Una interrogante, que en su deseo personal incluye a Jaime Munguía, al ganador del pleito de unificación entre Gennady “GGG” Golovkin, monarca de la Federación Internacional (FIB), y el japonés Ryota Murata, súper campeón de la Asociación Mundial (AMB), así como al gemelo Jermall Charlo, propietario del Consejo Mundial (CMB), o al mismísimo súper astro mexicano Saúl “Canelo” Álvarez, quien recientemente se convirtió en monarca unificado en las 168 libras.

“Cada vez que subo al ring, muestro algo diferente y puedo hacer lo que sea necesario”, expresó Andrade. “Mi única opción es tener paciencia y esperar a que lleguen los grandes combates. Pero me pidieron un nocaut y lo di.

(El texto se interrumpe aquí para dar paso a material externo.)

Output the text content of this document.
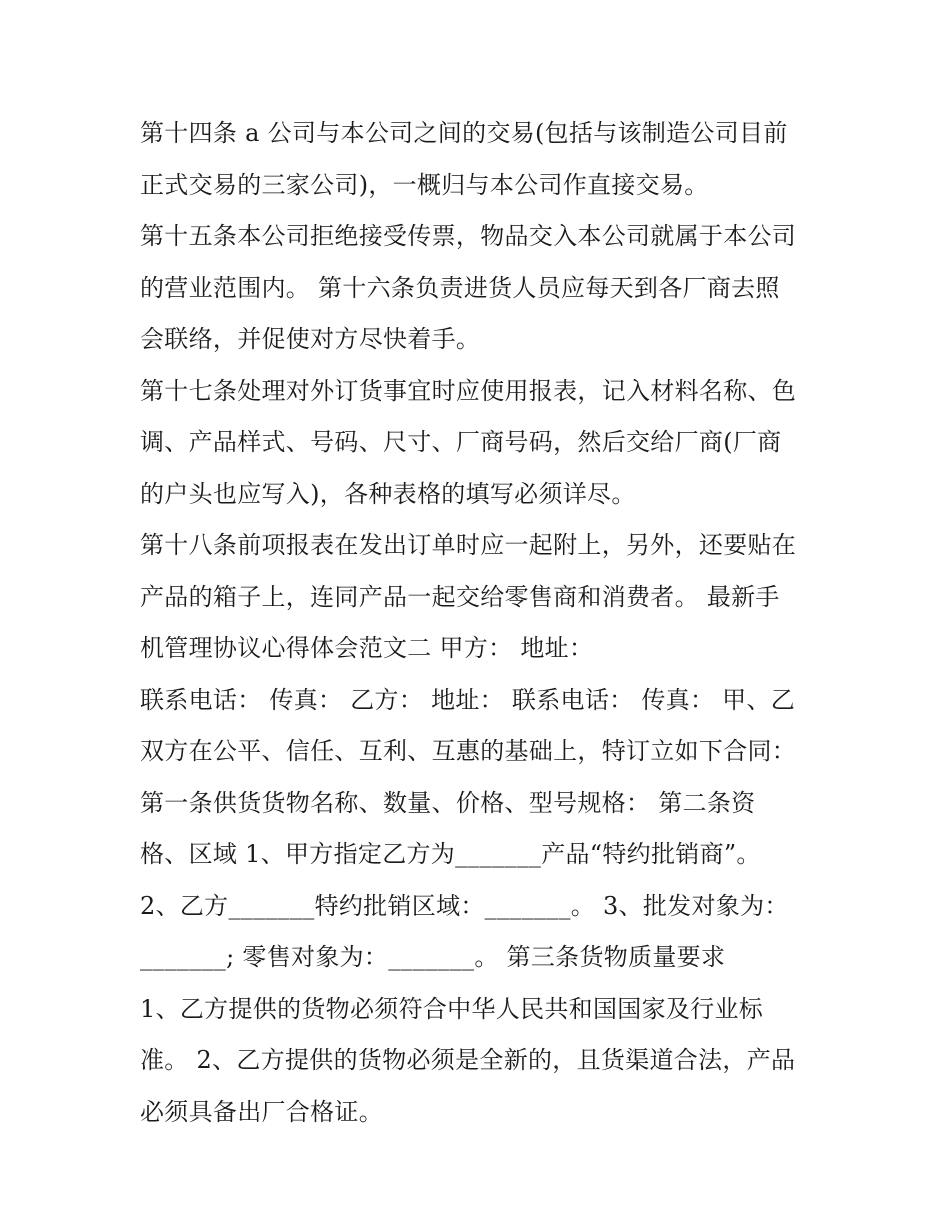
第十四条 a 公司与本公司之间的交易(包括与该制造公司目前
正式交易的三家公司)，一概归与本公司作直接交易。
第十五条本公司拒绝接受传票，物品交入本公司就属于本公司
的营业范围内。 第十六条负责进货人员应每天到各厂商去照
会联络，并促使对方尽快着手。
第十七条处理对外订货事宜时应使用报表，记入材料名称、色
调、产品样式、号码、尺寸、厂商号码，然后交给厂商(厂商
的户头也应写入)，各种表格的填写必须详尽。
第十八条前项报表在发出订单时应一起附上，另外，还要贴在
产品的箱子上，连同产品一起交给零售商和消费者。 最新手
机管理协议心得体会范文二 甲方： 地址：
联系电话： 传真： 乙方： 地址： 联系电话： 传真： 甲、乙
双方在公平、信任、互利、互惠的基础上，特订立如下合同：
第一条供货货物名称、数量、价格、型号规格： 第二条资
格、区域 1、甲方指定乙方为_______产品“特约批销商”。
2、乙方_______特约批销区域：_______。 3、批发对象为：
_______; 零售对象为：_______。 第三条货物质量要求
1、乙方提供的货物必须符合中华人民共和国国家及行业标
准。 2、乙方提供的货物必须是全新的，且货渠道合法，产品
必须具备出厂合格证。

Tengo 31 victorias sin derrotas, soy campeón olímpico y mundial, así ¿qué más tengo que hacer?”.

Sin dudas, resulta totalmente incomprensible cómo un púgil con el talento, la trayectoria y resultados de Andrade, tenga casi que implorar para enfrentarse con otros púgiles de la élite.

El promotor inglés Eddie Hearn, de la compañía Matchroom Boxing, se sumó al justo reclamo de Andrade, minutos después del pleito versus Quigley.

“Qué está pasando en el boxeo que hay dos grandes campeones mundiales invictos en la misma división y no definen sobre el ring quién es el mejor”, dijo Hearn, en un apasionado comentario. “Los fanáticos se merecen esos extraordinarios combates”.

Hearn se refería al gemelo Jermall Charlo (32-0-0, 22 KOs), quien el pasado 19 de junio, en el Toyota Center, de Houston, se impuso unánime al mexicano Juan “Juanito” Montiel (22-5-2, 22 KOs), en lo que significó la tercera defensa exitosa del norteamericano, de la faja mediana del CMB.

También durante muchas semanas y hasta meses, Andrade ha tenido en la mira a Charlo, quien ha respondido a los reclamos de su coterráneo en forma positiva en algunas ocasiones, en otras con palabras agresivas e igualmente eludiendo la pelea al mencionar  algunos obstáculos.

“Charlo, no sigas con las palabrerías, inventando excusa tras excusa”, expresó el zurdo de Providence. “Deja la política a un lado. Vamos al grano. Eres un luchador, peleemos hermano”.

Al referirse a Jaime Munguía, Hearn precisó que fue campeón mundial de la OMB en los súperwelter y hace buen rato pelea en las 160 libras. “Eres un rival obligatorio para Demetrius Andrade. Es incomprensible que pidas tener un par de peleas más en la división, si ya has efectuado otras cuatro con anterioridad. No tiene sentido práctico solicitar una eliminatoria, cuando tienes la posibilidad de ir en forma directa por el título mundial”.

Si no son simples declaraciones, todo indica que Andrade y Hearn desean realmente los pleitos ante la crema y nata de las 160 libras. Por otro lado, carece de sentido que tengan que presionar para que esos rivales acepten el enfrentamiento, cuando el boxeador norteamericano ostenta una corona del orbe.

Veremos si en el ya cercano 2022, Charlo, Munguía o Golovkin/Murata aceptan el desafío, que permitirá definir si Andrade es realmente el mejor de las 160 libras como pregona.